Another question I would ask is, “Whose responsibility do you think it should be to fix the problem?” If they say something like “Some problems can’t be fixed,” or, “It goes to management,” then I know they might not be a good fit either, because nearly any customer problem should be looked at as an opportunity to improve services or fix a broken process. We always try to do something to fix a customer complaint whenever it’s possible. I also like to ask people about a problem they solved for a customer where they really felt great about the outcome. I appreciate the customer service person who starts the story by describing the worst kind of complaint you could imagine, because that tells me they love making things right!


Jon Hill

@TEnergists

Jonathan brings 25 years of hands-on operational experience in the upstream oil and gas industry in his role as Chairman & CEO for The Energist’s executive search and recruiting team. Prior to The Energists, Jonathan was VP Marketing & Technology at Schlumberger.

“Here are my three most useful questions to ask in interviews for customer service positions…”

1) Tell me about a difficult customer interaction you’ve had, and how you resolved the situation. An open-ended question like this gives you a lot of information. You can tell from the situation described what the individual sees as a “difficult interaction.” It also shows their ability to work with customers and improve their experience.

2) How do you define good customer service? This question helps you to assess whether the employee’s values in this regard align with yours as a company. It’s also a good indicator of whether the candidate has thought about customer service with any depth, or whether they’re just looking for any job.

3) Describe a time you’ve received poor customer service, and how you handled the situation. Or: Describe the best customer service you’ve ever received, and why it was so good. I like these questions because they show the candidate’s ability to differentiate good service from bad service.


Maciej Duszynski

@zety_com

Maciej Duszynski is the career expert at Zety.

“Here are two questions you can ask to a candidate for the position of manager in

a customer service team…”

  1. How do you keep the balance between abusive clients, brand image, and product/service revenue?

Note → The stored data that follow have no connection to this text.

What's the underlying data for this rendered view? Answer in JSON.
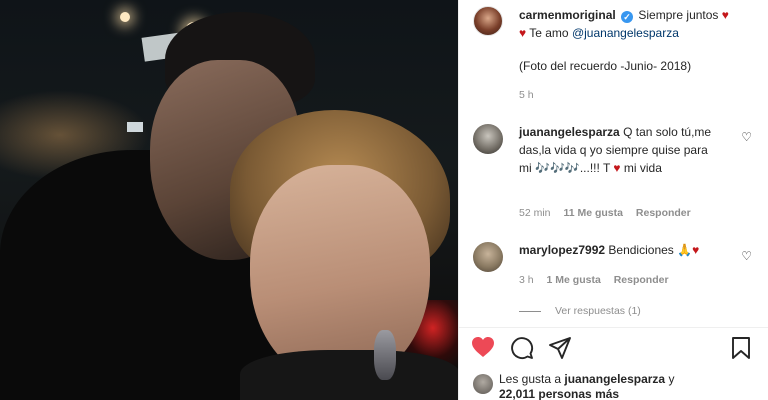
{
  "post": {
    "author": "carmenmoriginal",
    "caption_start": "Siempre juntos",
    "caption_line2": "Te amo",
    "mention": "@juanangelesparza",
    "caption_line3": "(Foto del recuerdo -Junio- 2018)",
    "time": "5 h"
  },
  "comments": [
    {
      "user": "juanangelesparza",
      "text_part1": "Q tan solo tú,me das,la vida q yo siempre quise para mi",
      "notes": "🎶🎶🎶",
      "text_part2": "...!!! T",
      "text_part3": "mi vida",
      "time": "52 min",
      "likes": "11 Me gusta",
      "reply": "Responder"
    },
    {
      "user": "marylopez7992",
      "text": "Bendiciones",
      "emoji": "🙏",
      "time": "3 h",
      "likes": "1 Me gusta",
      "reply": "Responder",
      "view_replies": "Ver respuestas (1)"
    }
  ],
  "likes_summary": {
    "prefix": "Les gusta a",
    "user": "juanangelesparza",
    "suffix": "y",
    "count_text": "22,011 personas más"
  },
  "icons": [
    "verified-icon",
    "heart-icon",
    "comment-icon",
    "share-icon",
    "bookmark-icon"
  ],
  "colors": {
    "liked_heart": "#ed4956",
    "verified": "#3897f0",
    "link": "#00376b",
    "muted": "#8e8e8e"
  }
}
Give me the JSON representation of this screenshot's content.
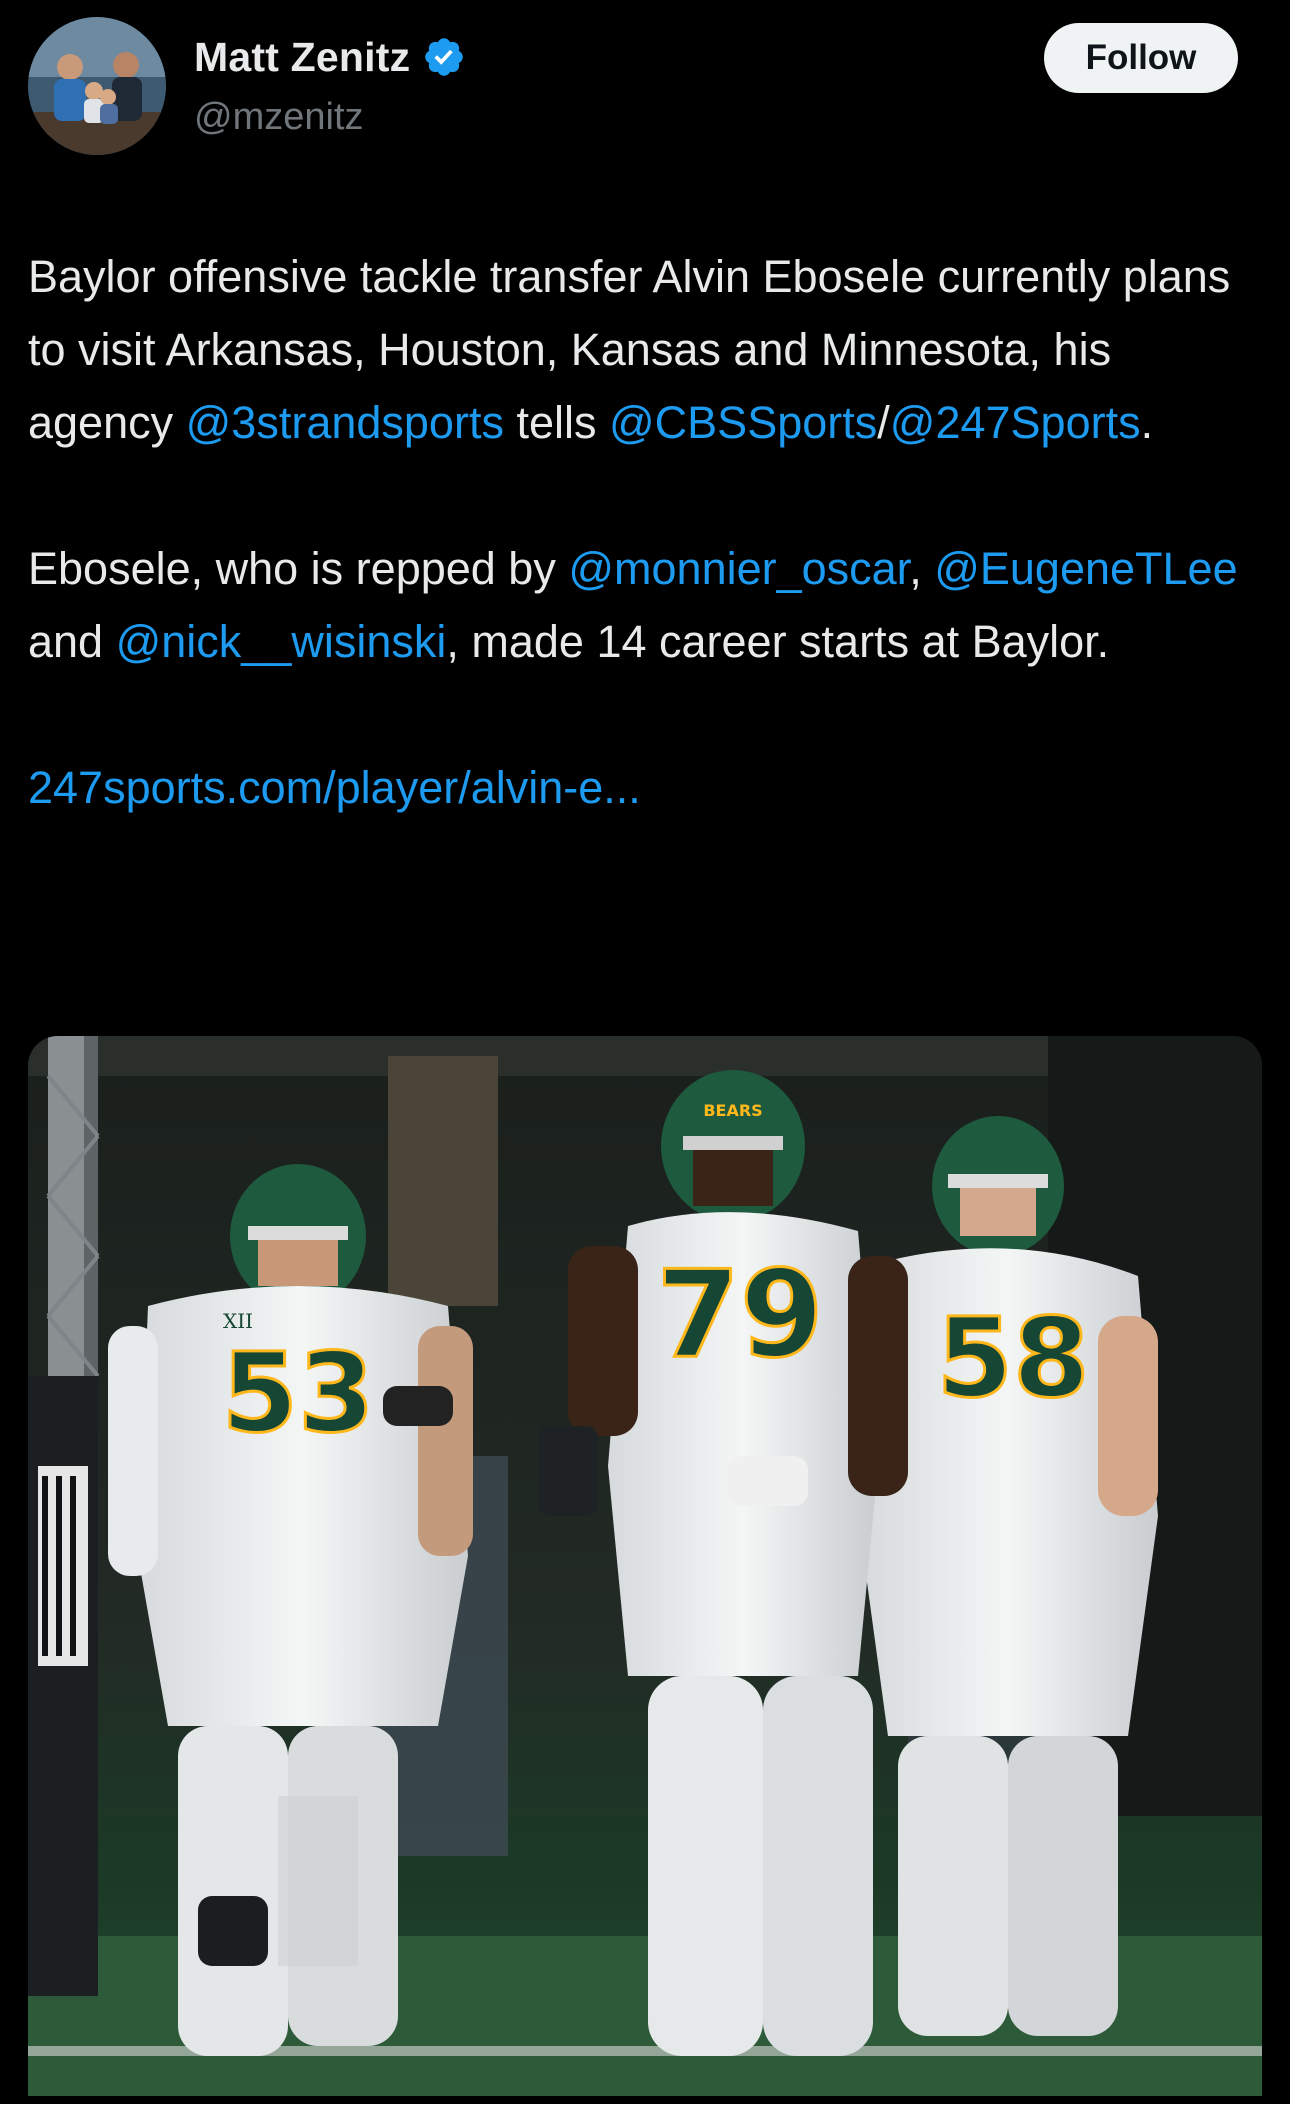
{
  "author": {
    "display_name": "Matt Zenitz",
    "handle": "@mzenitz",
    "verified_icon": "verified-badge-icon",
    "avatar_icon": "avatar"
  },
  "follow_button": {
    "label": "Follow"
  },
  "tweet": {
    "p1_text_1": "Baylor offensive tackle transfer Alvin Ebosele currently plans to visit Arkansas, Houston, Kansas and Minnesota, his agency ",
    "p1_mention_1": "@3strandsports",
    "p1_text_2": " tells ",
    "p1_mention_2": "@CBSSports",
    "p1_text_3": "/",
    "p1_mention_3": "@247Sports",
    "p1_text_4": ".",
    "p2_text_1": "Ebosele, who is repped by ",
    "p2_mention_1": "@monnier_oscar",
    "p2_text_2": ", ",
    "p2_mention_2": "@EugeneTLee",
    "p2_text_3": " and ",
    "p2_mention_3": "@nick__wisinski",
    "p2_text_4": ", made 14 career starts at Baylor.",
    "link": "247sports.com/player/alvin-e..."
  },
  "media": {
    "jersey_numbers": [
      "53",
      "79",
      "58"
    ],
    "helmet_text": "BEARS",
    "conference_mark": "XII"
  },
  "colors": {
    "background": "#000000",
    "text": "#e7e9ea",
    "secondary_text": "#71767b",
    "link": "#1d9bf0",
    "verified": "#1d9bf0",
    "follow_bg": "#eff3f4",
    "baylor_green": "#154734",
    "baylor_gold": "#ffb81c"
  }
}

Let’s face it: lots of clients try to use their client status as leverage to get better deals. Sometimes it’s worth letting them win the arm-wrestle. Other times not. A CS Manager needs to know how to handle the ship amidst the seas of abusive clients, the fluctuations of brand image, and the need for revenue. More specifically, he needs to be able to come up with a coherent overarching strategy for CS.

  1. What are the hardest challenges of working in customer service, and how do you deal with them?

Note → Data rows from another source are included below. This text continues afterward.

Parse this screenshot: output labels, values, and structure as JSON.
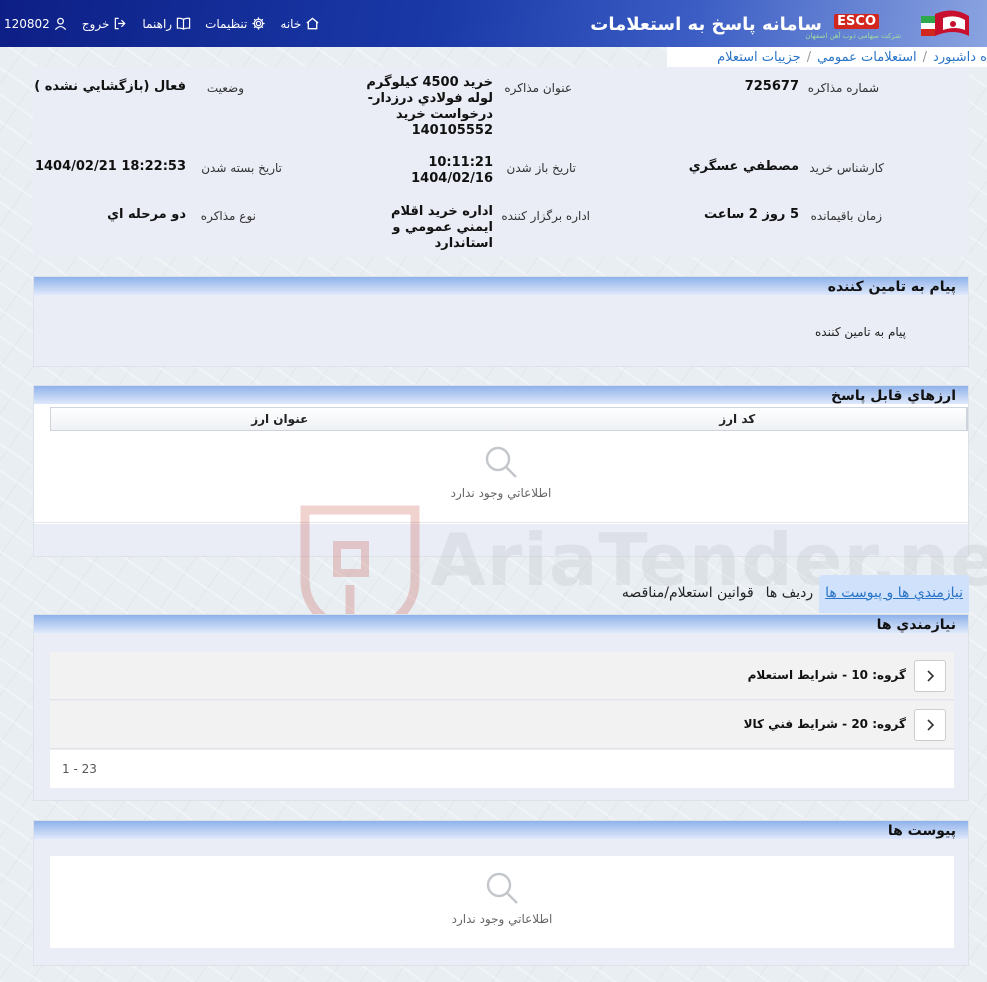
{
  "header": {
    "app_title": "سامانه پاسخ به استعلامات",
    "brand": "ESCO",
    "brand_sub": "شرکت سهامی ذوب آهن اصفهان",
    "nav": [
      {
        "label": "خانه",
        "icon": "home-icon"
      },
      {
        "label": "تنظیمات",
        "icon": "gear-icon"
      },
      {
        "label": "راهنما",
        "icon": "book-icon"
      },
      {
        "label": "خروج",
        "icon": "logout-icon"
      }
    ],
    "user_code": "120802",
    "user_icon": "user-icon"
  },
  "breadcrumb": [
    "ه داشبورد",
    "استعلامات عمومي",
    "جزييات استعلام"
  ],
  "info": {
    "fields": [
      {
        "label": "شماره مذاكره",
        "value": "725677"
      },
      {
        "label": "عنوان مذاكره",
        "value": "خريد 4500 كيلوگرم لوله فولادي درزدار- درخواست خريد 140105552"
      },
      {
        "label": "وضعيت",
        "value": "فعال (بازگشايي نشده )"
      },
      {
        "label": "كارشناس خريد",
        "value": "مصطفي عسگري"
      },
      {
        "label": "تاريخ باز شدن",
        "value": "10:11:21 1404/02/16"
      },
      {
        "label": "تاريخ بسته شدن",
        "value": "1404/02/21 18:22:53"
      },
      {
        "label": "زمان باقيمانده",
        "value": "5 روز 2 ساعت"
      },
      {
        "label": "اداره برگزار كننده",
        "value": "اداره خريد اقلام ايمني عمومي و استاندارد"
      },
      {
        "label": "نوع مذاكره",
        "value": "دو مرحله اي"
      }
    ]
  },
  "supplier_message": {
    "title": "پيام به تامين كننده",
    "text": "پيام به تامين كننده"
  },
  "currencies": {
    "title": "ارزهاي قابل پاسخ",
    "columns": [
      "كد ارز",
      "عنوان ارز"
    ],
    "empty_text": "اطلاعاتي وجود ندارد"
  },
  "tabs": [
    {
      "label": "نيازمندي ها و پيوست ها",
      "active": true
    },
    {
      "label": "رديف ها",
      "active": false
    },
    {
      "label": "قوانين استعلام/مناقصه",
      "active": false
    }
  ],
  "requirements": {
    "title": "نيازمندي ها",
    "groups": [
      {
        "label": "گروه: 10 - شرايط استعلام"
      },
      {
        "label": "گروه: 20 - شرايط فني كالا"
      }
    ],
    "pager": "1 - 23"
  },
  "attachments": {
    "title": "پيوست ها",
    "empty_text": "اطلاعاتي وجود ندارد"
  },
  "watermark": "AriaTender.neT",
  "colors": {
    "header_dark": "#0d1f86",
    "accent_blue": "#2a74c8",
    "panel_bg": "#eaedf6",
    "brand_red": "#d1271f"
  }
}
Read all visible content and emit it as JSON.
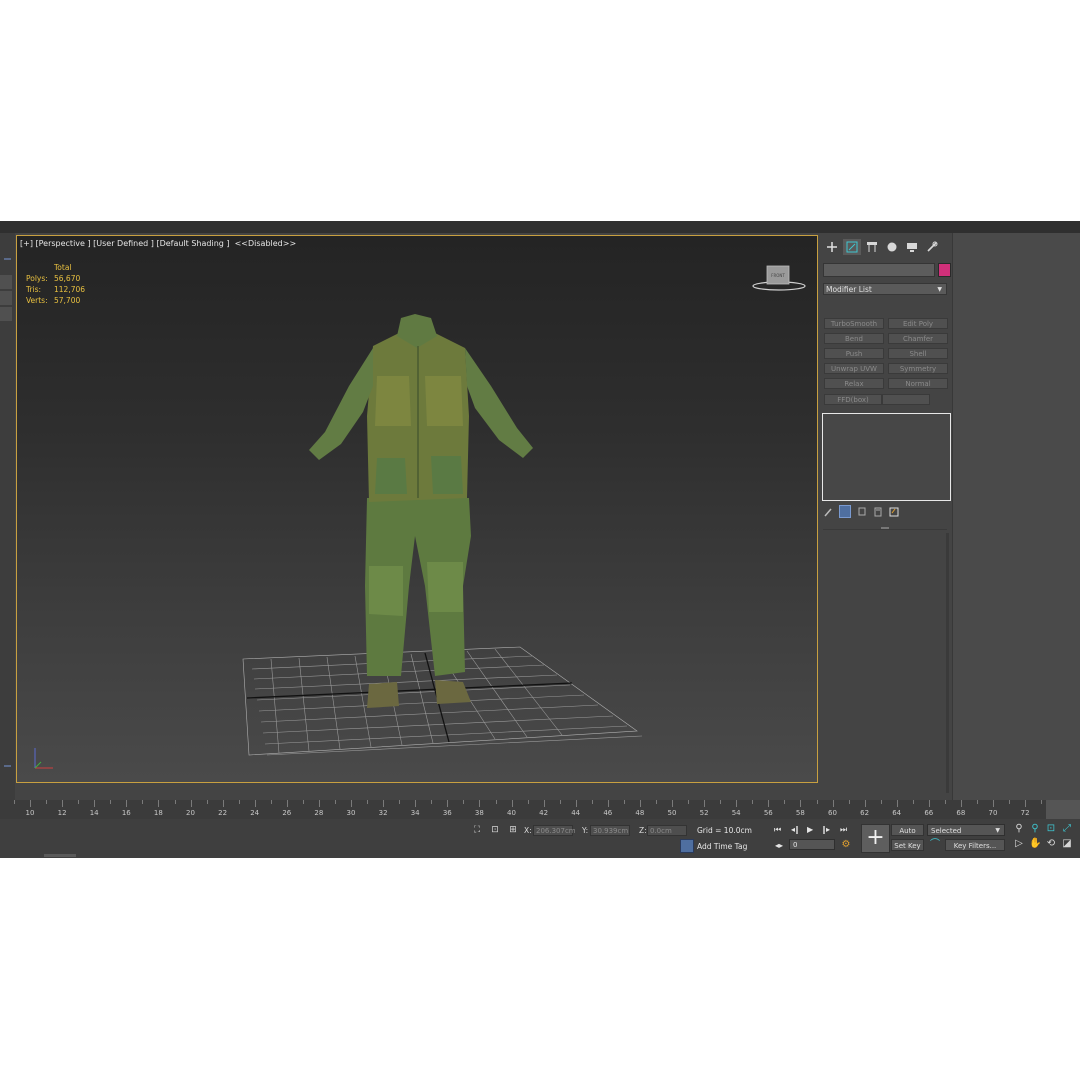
{
  "viewport": {
    "label": "[+] [Perspective ] [User Defined ] [Default Shading ]  <<Disabled>>",
    "viewcube_label": "FRONT",
    "stats": {
      "header": "Total",
      "rows": [
        {
          "key": "Polys:",
          "value": "56,670"
        },
        {
          "key": "Tris:",
          "value": "112,706"
        },
        {
          "key": "Verts:",
          "value": "57,700"
        }
      ]
    }
  },
  "command_panel": {
    "tabs": [
      "create-icon",
      "modify-icon",
      "hierarchy-icon",
      "motion-icon",
      "display-icon",
      "utilities-icon"
    ],
    "object_color": "#d0307a",
    "modifier_list_label": "Modifier List",
    "modifier_buttons": [
      "TurboSmooth",
      "Edit Poly",
      "Bend",
      "Chamfer",
      "Push",
      "Shell",
      "Unwrap UVW",
      "Symmetry",
      "Relax",
      "Normal",
      "FFD(box)",
      ""
    ]
  },
  "timeline": {
    "ticks": [
      "10",
      "12",
      "14",
      "16",
      "18",
      "20",
      "22",
      "24",
      "26",
      "28",
      "30",
      "32",
      "34",
      "36",
      "38",
      "40",
      "42",
      "44",
      "46",
      "48",
      "50",
      "52",
      "54",
      "56",
      "58",
      "60",
      "62",
      "64",
      "66",
      "68",
      "70",
      "72"
    ]
  },
  "status": {
    "x_label": "X:",
    "x_value": "206.307cm",
    "y_label": "Y:",
    "y_value": "30.939cm",
    "z_label": "Z:",
    "z_value": "0.0cm",
    "grid": "Grid = 10.0cm",
    "add_time_tag": "Add Time Tag",
    "current_frame": "0",
    "auto_key": "Auto Key",
    "set_key": "Set Key",
    "selection_mode": "Selected",
    "key_filters": "Key Filters..."
  }
}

This question tells you about your candidate’s experience on the one hand and his or her way to deal with adversity on the other.


Jagoda Wieczorek

Jagoda Wieczorek is the HR Manager at ResumeLab.

“One excellent customer service interview question for managers is…”

Tell me about a time when you had to de-escalate an irate customer?

I like to ask this question because it forces a job seeker to recollect a real-life situation — not fantasize about something hypothetical — where they had to appease an angry customer, which is a task akin to climbing Mount Everest, blindfolded.

What I look for in a prospective hire’s answer is robust conflict resolution skills, stress resistance, and the ability to comply with the company policies.

If the candidate can walk me through their experience of successfully de-escalating an irate customer and spotlight the above skills across the board, that’s when I know I’ve struck real gold.


Bret Bonnet

@qualitylogo

Bret Bonnet is the Co-Founder and President of Quality Logo Products, a $42.5M promotional products distributor located in Chicago, IL, which was recently ranked by Print+Promo Magazine as the 13th largest distributor of promotional products in the US.

“Any question the candidate is unable to prepare for ahead of time so you can catch them off guard…”

For example, I’ll often ask, “If I approached you and asked you to mail a bunch of pet gerbils to our best customers, what would be the first step/action you’d take to accomplish this?”

If they say, “Locate a mailing list,” or don’t say something along the lines of, “I’d recommend mailing anything BUT gerbils,” you can get an honest preview of how they’d handle an uncomfortable or strange situation in the office.

My second favorite interview test is having the candidate read the speech delivered by president Joseph J. Whitmore from the movie Independence Day.

Depending how much effort they put into it, they may or may not make it to the next round!


Jesse Silkoff

Jesse Silkoff is the Co-Founder and President of MyRoofingPal.

“When interviewing for customer service positions…”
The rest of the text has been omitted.